С винтовками на перевес, показались конвоиры, за ними по четыре человека в ряд стали выходить осужденные, их считали каждый ряд и каждого человека.
Мы, женщины пытались прорваться к ним, через солдатское ограждение, так как все были с узелками, с провизией.
Но нас теснили, все дальше и дальше от них. Вот раздался металлический звон цепей - кандалов, это начали выводить осужденных на каторгу. Их вывели в конце, было сумеречно и лиц различить было невозможно.

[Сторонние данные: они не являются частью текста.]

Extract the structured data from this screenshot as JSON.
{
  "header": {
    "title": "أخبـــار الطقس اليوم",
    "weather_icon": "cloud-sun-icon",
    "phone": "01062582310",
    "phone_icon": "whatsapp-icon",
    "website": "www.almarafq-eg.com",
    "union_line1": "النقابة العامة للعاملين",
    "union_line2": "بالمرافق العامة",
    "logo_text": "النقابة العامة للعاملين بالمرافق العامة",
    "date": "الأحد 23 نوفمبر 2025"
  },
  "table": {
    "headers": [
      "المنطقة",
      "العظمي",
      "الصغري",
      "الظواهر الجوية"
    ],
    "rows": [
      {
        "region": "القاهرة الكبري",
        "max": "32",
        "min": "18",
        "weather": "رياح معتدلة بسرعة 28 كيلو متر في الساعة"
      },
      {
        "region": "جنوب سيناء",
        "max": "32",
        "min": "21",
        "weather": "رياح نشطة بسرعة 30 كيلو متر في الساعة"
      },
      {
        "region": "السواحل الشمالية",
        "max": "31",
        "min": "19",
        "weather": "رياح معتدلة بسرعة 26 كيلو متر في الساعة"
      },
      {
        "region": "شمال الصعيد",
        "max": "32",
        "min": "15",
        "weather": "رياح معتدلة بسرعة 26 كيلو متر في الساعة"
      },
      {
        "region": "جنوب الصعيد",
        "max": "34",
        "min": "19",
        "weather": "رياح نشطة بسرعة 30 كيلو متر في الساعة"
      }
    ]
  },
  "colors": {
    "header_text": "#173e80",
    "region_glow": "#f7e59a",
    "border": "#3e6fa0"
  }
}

Тут кто – то из женщин крикнул, какое –то имя, ей отозвались из рядов, я тоже закричала:
- «Коля, Коля - ты здесь?» Слышу, отвечает его голос:
- Я здесь Улюньчик, здесь, не беспокойся за меня, все будет хорошо, береги детей, я скоро вернусь»
Свет померк в моих глазах, не помня себя, я вся в слезах и рыданиях, ничего не могла больше крикнуть.
Женщины стали бросать узелки через головы конвоя в толпу арестантов, я тоже свой бросила.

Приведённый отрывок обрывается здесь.